И вот таким образом двое неразлучек отправились в Китай.
Несколько дней спустя после свадьбы Михаил и Надя Строговы в сопровождении своего отца, Василия Федорова, отправились в Европу. Эта дорога, усеянная столькими несчастьями, столькими неудачами во время их первого путешествия, теперь, на возвратном пути, сделалась самой счастливой в их жизни. Они ехали в санях, на перекладных, с быстротой курьерского поезда. На берегу Динки, не доезжая села, они сделали остановку на один день. Михаил отыскал то место, где был похоронен бедный Николай. Они поставили там крест, и Надя в последний раз помолилась на могилке их скромного и преданного друга, память о котором сохранилась навеки в их сердцах. В Омске, в маленьком домике Строговых, их ждала старая Марфа.
Со слезами радости на глазах прижимала она к своей груди ту, которую уже сто раз в своем сердце называла дочерью. Доблестная сибирячка на этот раз имела полное право признать своего сына и открыто гордиться им.
После нескольких дней, проведенных в Омске, Михаил и Надя Строговы вернулись в Европу и поселились в Петербурге, в доме своего отца.

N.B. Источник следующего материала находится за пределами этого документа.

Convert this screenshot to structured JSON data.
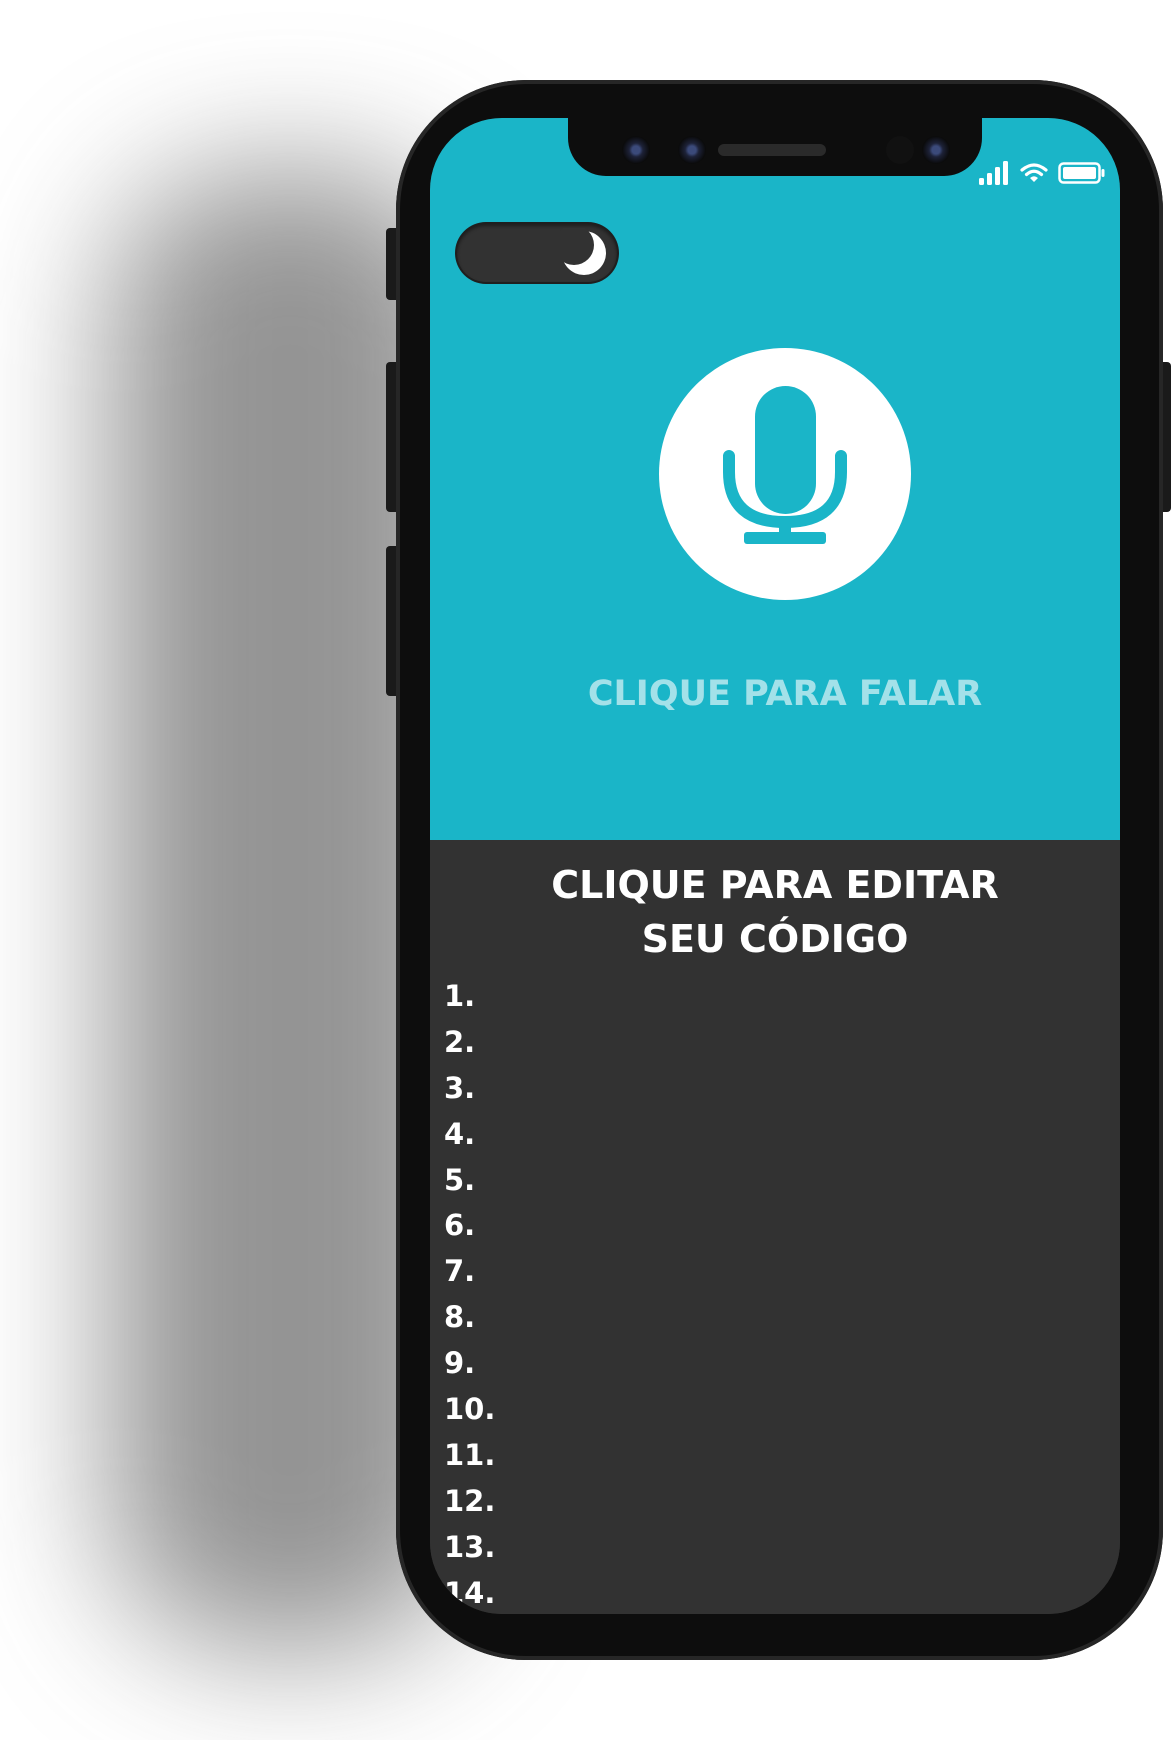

С тех пор молодые люди никогда не покидали его, исключая разве тех случаев, когда ездили в Омск навещать свою престарелую мать.
Молодой курьер представлялся государю, и государь, назначив его в свои личные адъютанты, пожаловал ему Георгиевский крест.
Михаил Строгов достиг впоследствии высоких чинов и занимал одно из видных государственных мест.
Но не повесть его блестящих успехов на жизненном пути, а повесть тяжелых испытаний, посланных ему судьбою, заслуживала быть рассказанной.